28/11/1628, 1

 
English | Nederlands

28/11/1628, 1

1 De extraordinaris afgevaardigden van Holland compareren. Zij berichten dat er in het Goereese Gat negen, op de Maas drie en in het Kanaal van Texel [Marsdiep] zeventien oorlogsschepen - zowel kruisers als andere schepen - van zee zijn gekomen. Er zullen gaandeweg nog meer oorlogsschepen binnenkomen, waardoor de gehele regeling ter beveiliging van de zee veronachtzaamd zal worden. Hierdoor zullen de Nederlandse koopvaardijschepen ten prooi vallen aan de vijand, die overal in Het Kanaal en op de Noordzee rooft tot schande van de Republiek en onoverkomelijke schade van de inwoners.
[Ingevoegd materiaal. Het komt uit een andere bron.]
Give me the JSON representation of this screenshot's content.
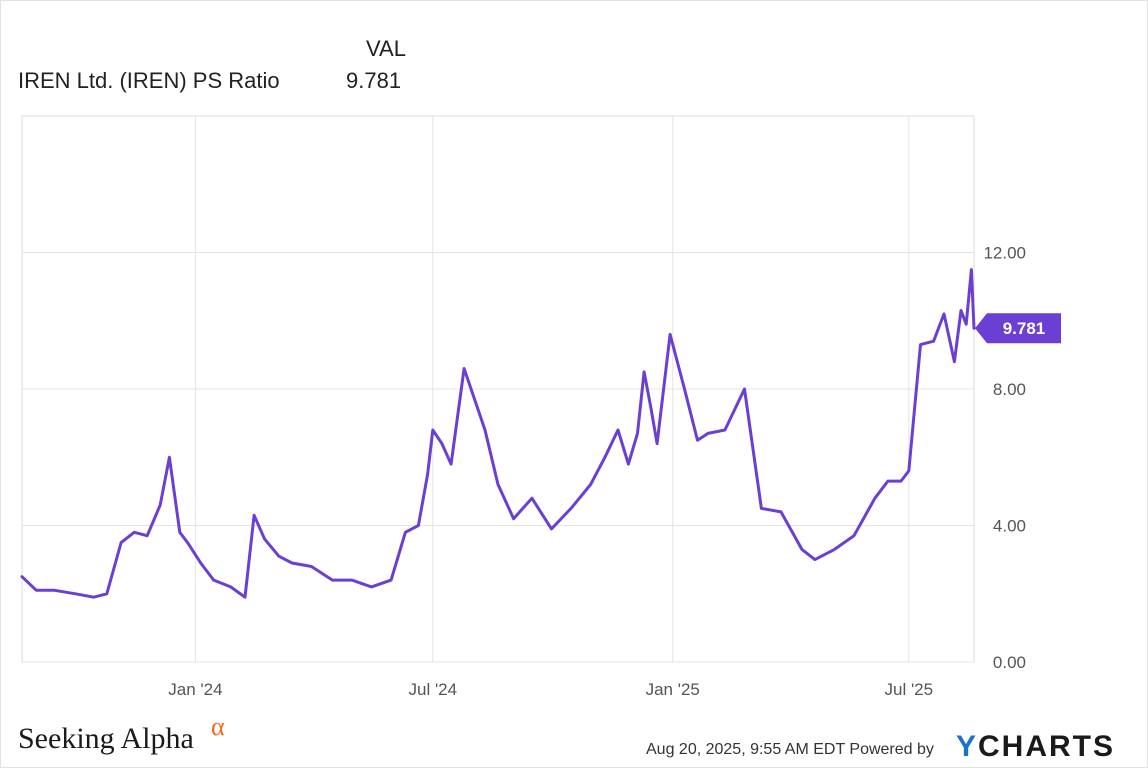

Men constateert echter dat de Admiraliteitscolleges hiertegen niet ondernemen wat zij conform de resoluties aangaande de marine zouden moeten doen. De afgevaardigden verzoeken HHM daarom spoedige en krachtige maatregelen te treffen.
HHM bespreken deze kwestie in aanwezigheid van Z.Exc. en de afgevaardigden van de Admiraliteitscolleges te Rotterdam , Middelburg , in het Noorderkwartier en te Dokkum .
Op advies van Z.Exc. laten HHM een van de aanwezige afgevaardigden van de Admiraliteiten te Rotterdam en een van die in het Noorderkwartier terugkeren naar hun Colleges. Daar moeten zij helpen regelen dat de binnengekomen oorlogsschepen zo spoedig mogelijk worden bevoorraad en op zee gestuurd. Bovendien sturen zij Eck naar het College te Amsterdam en in het Noorderkwartier en Van der Dusse naar het College te Rotterdam om de genoemde kwestie in goede banen te leiden. HHM gelasten hun nadrukkelijk te onderzoeken waarom deze Colleges de op advies van de afgevaardigden van de Admiraliteit genomen besluiten aangaande de marine niet uitvoeren. Het College in Middelburg wordt geschreven te regelen dat de in Zeeland binnengekomen kapiteins van de oorlogsschepen zich zo spoedig mogelijk gereedmaken en zee kiezen.